Publication

Managers and conservation practitioners commonly deploy artificial habitats to restore lost natural habitats or supplement existing natural habitats. These decision makers face logistical and financial constraints in determining which type of structure (e.g., size, material) to deploy, as well as the added complication that ecological evaluations of structure performance are sparse. As a result, deployed artificial habitats often fail to meet habitat restoration or supplementation goals, especially in marine systems. Here, we evaluated the ecological performance of four types of marine artificial reefs (metal ships, three types of concrete modules) relative to each other and to neighboring natural habitat (rocky reefs). Through diver-conducted fish surveys on twenty-three reefs offshore of North Carolina (NC), USA, we found that different reef types hosted distinct fish communities. Concrete modules performed similarly to rocky reefs, supporting similar fish abundance, biomass, and community composition. In contrast, metal ships supported different fish communities than concrete modules and rocky reefs.
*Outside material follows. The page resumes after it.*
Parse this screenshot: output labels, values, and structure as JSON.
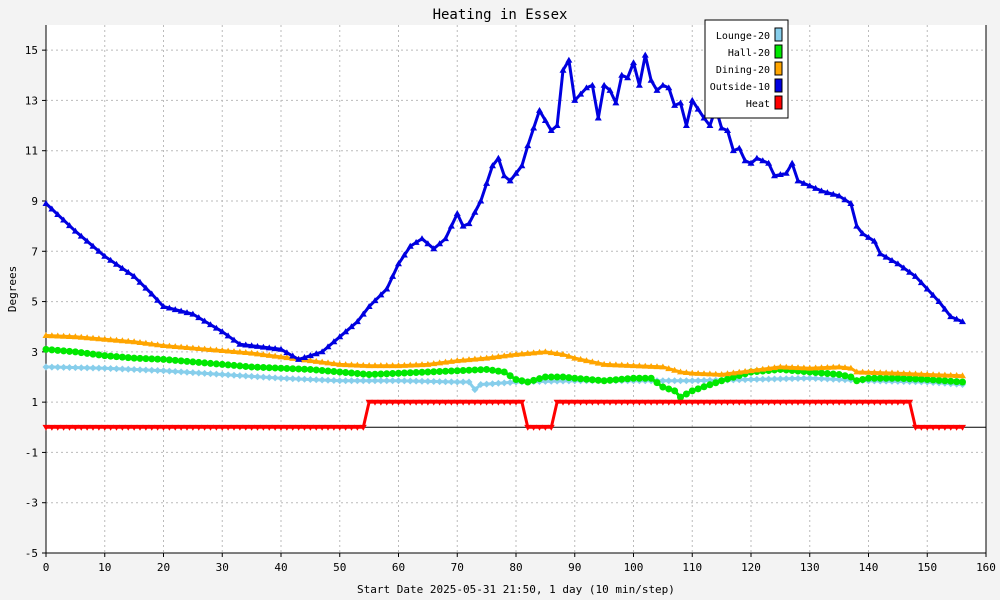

Further analyses revealed that these patterns may relate to the 'footprint' and structural complexity of reef structures. These findings suggest that managers should strategically deploy particular types of artificial reefs depending on their objectives. For example, concrete modules should be deployed if the objective is to mimic rocky reefs, whereas deploying ships may create habitats that surpass natural reefs in fish abundance and biomass but with different communities. Moving forward, managers and conservation practitioners must rely on the most recent and location-specific structure evaluations when deciding which types of artificial habitats to deploy given their management objectives.